Sebelumnya, Menteri Koordinator Bidang Politik, Hukum dan Keamanan Wiranto menyebutkan, aksi yang berujung ricuh pada Selasa (21/5/2019) malam di depan gedung Bawaslu dan Rabu (22/5/2019) dini hari di kawasan Petamburan dan Tanah Abang, Jakarta Pusat, dilakukan oleh perusuh.
Menurut Wiranto, ada skenario untuk membuat kekacauan yang bertujuan menyerang aparat keamanan dan menimbulkan antipati terhadap pemerintahan yang sah.
Aksi oleh kelompok perusuh ini dilakukan hampir bersamaan setelah berakhirnya aksi yang dilakukan oleh massa yang menolak hasil Pilpres 2019.
Sementara, Kepala Divisi Humas Polri Irjen Muhammad Iqbal mengatakan, massa yang datang pada dini hari ke kawasan Tanah Abang dan Wahid Hasyim, Jakarta, bukanlah massa spontan.
Ia menyebutkan, massa ini sudah dipersiapkan dan terencana.
Selain itu, polisi mengungkap adanya kelompok pihak ketiga yang ingin menciptakan martir dan juga diduga berniat melakukan upaya pembunuhan terhadap empat pejabat negara dan seorang pemimpin lembaga survei.
Baca: Selama Sepekan Ini, Polisi Telah Amankan Sepuluh Penyebar Hoaks Seputar Aksi 22 Mei
Ketua Umum Pimpinan Pusat Pagar Nusa, Muchammad Nabil Haroen, mengatakan adanya aksi unjuk rasa 21-22 Mei kemarin, hal yang biasa.
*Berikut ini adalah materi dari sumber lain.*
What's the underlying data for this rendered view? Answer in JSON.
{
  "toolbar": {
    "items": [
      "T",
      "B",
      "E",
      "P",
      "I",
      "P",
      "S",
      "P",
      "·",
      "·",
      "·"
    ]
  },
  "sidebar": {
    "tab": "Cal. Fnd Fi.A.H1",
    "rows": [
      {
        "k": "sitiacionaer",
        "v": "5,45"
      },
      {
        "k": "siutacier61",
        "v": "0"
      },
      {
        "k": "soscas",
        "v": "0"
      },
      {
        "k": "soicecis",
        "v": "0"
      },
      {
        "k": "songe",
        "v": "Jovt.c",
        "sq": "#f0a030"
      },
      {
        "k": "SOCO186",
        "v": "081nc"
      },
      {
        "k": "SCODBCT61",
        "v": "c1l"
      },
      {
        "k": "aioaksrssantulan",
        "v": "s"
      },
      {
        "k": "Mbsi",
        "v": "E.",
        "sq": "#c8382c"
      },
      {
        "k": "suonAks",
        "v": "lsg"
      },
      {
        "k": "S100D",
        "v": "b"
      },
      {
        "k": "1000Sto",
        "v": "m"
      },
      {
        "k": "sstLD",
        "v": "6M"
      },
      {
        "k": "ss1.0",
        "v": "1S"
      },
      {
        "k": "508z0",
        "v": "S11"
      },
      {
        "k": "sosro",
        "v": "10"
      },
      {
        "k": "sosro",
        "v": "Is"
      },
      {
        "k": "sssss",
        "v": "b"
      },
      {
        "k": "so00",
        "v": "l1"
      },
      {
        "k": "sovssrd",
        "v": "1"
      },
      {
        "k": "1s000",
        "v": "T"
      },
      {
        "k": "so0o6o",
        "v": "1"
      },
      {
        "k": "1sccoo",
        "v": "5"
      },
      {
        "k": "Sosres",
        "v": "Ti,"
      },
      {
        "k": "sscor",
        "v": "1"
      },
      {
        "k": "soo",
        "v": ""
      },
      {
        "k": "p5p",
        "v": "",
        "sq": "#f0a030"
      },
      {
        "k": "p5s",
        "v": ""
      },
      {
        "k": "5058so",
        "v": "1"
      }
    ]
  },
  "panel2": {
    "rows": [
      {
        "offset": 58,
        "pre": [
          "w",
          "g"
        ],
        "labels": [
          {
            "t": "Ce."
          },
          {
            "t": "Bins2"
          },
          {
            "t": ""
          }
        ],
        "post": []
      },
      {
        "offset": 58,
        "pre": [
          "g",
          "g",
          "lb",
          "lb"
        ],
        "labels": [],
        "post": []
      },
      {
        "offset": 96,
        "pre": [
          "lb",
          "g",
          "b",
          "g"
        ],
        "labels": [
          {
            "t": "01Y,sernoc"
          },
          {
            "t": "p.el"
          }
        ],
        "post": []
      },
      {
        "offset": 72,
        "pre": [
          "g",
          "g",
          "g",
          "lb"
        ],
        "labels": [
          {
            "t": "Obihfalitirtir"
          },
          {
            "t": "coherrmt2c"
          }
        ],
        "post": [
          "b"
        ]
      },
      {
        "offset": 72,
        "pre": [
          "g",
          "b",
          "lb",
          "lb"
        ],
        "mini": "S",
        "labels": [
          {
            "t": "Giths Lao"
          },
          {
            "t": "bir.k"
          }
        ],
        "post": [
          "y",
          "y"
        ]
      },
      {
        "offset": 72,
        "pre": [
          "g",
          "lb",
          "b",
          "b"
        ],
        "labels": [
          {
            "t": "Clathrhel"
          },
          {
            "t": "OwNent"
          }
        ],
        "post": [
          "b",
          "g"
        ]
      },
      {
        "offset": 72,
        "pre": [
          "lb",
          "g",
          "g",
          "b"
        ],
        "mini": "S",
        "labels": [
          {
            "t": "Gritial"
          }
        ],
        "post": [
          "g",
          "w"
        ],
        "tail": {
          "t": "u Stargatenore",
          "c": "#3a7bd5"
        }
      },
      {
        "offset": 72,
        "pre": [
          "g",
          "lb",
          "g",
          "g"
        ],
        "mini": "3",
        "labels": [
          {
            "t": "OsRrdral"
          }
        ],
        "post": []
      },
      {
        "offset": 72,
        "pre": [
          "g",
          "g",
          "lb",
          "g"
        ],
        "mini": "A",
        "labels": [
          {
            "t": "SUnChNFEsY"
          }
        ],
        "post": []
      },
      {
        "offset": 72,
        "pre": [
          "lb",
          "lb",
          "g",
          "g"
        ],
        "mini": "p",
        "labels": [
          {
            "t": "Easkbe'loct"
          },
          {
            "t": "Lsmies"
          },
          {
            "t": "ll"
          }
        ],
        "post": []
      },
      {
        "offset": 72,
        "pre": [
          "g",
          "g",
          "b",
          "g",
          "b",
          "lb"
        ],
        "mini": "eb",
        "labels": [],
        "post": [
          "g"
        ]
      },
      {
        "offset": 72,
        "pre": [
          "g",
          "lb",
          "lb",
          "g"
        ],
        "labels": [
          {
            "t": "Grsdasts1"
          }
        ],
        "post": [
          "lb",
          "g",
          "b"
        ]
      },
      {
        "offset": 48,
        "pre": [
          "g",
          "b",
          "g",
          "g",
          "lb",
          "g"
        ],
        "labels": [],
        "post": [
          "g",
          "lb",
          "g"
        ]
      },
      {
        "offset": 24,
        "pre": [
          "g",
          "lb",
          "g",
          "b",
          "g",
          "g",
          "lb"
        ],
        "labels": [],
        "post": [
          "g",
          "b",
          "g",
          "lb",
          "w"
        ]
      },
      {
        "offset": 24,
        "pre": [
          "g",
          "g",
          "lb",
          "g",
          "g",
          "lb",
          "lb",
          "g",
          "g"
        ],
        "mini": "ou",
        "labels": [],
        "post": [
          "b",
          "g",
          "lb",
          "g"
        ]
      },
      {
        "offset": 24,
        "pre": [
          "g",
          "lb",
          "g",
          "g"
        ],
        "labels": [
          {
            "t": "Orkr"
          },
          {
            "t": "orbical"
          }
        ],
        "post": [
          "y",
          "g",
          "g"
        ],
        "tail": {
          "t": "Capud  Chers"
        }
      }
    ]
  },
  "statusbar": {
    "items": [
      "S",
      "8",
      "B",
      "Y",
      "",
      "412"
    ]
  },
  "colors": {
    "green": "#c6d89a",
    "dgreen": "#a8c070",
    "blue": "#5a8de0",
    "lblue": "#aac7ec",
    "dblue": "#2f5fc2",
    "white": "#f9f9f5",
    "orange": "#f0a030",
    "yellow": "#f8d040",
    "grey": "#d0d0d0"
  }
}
"Aksi 22 menurut saya bentuk kekecewaan dari beberapa kelompok terhadap penyelenggara pemilu. Jadi wajar ada aksi unjuk rasa sebagai hak konstitusional warga negara. Namun yang kemudian itu menjadi tidak bagus karena disampaikan dengan cara-cara yang anarkis yang tentunya berbeda dengan kelompok-kelompok yang berunjuk rasa dengan damai," ucap pria yang akrab disapa Gus Nabil di DPP PDI Perjuangan, Jalan Diponegoro, Menteng, Jakarta Pusat, Senin (27/5/2019).
Baca: Skenario di Balik Aksi 22 Mei, Ada 3 Eksekutor Bawa Senjata Api Hingga Incar 4 Tokoh Nasional
Ia mengatakan, jika melihat dalang atau aktor, bisa dilihat dari jejak rekamnya.
Bahkan, Gus Nabil menyebut mudah menebaknya.
"Ya tentu kita bisa melihat track record atau rekam jejak ya pihak-pihak yang bermain acara 22. Tidak jauh-jauh, mungkin ada kelompok Cendana atau yang lain. Saya pikir mudah terbaca," ungkap Gus Nabil.
Ia pun mengingatkan, diduga mereka-mereka ini orang yang pernah sakit hati dan meminta aparat bergerak untuk mengungkapkan siapa dalang sebenarnya.
"Orang yang sakit hati memendam duka yang lama. Saya minta aparat untuk menyelidiki. Karena buktinya cukup gamblang. Bagaimana ada penggerak demonstran dan dibayar. Saya pikir tidak perlu penyelidikan yang jelimet," ungkap Gus Nabil.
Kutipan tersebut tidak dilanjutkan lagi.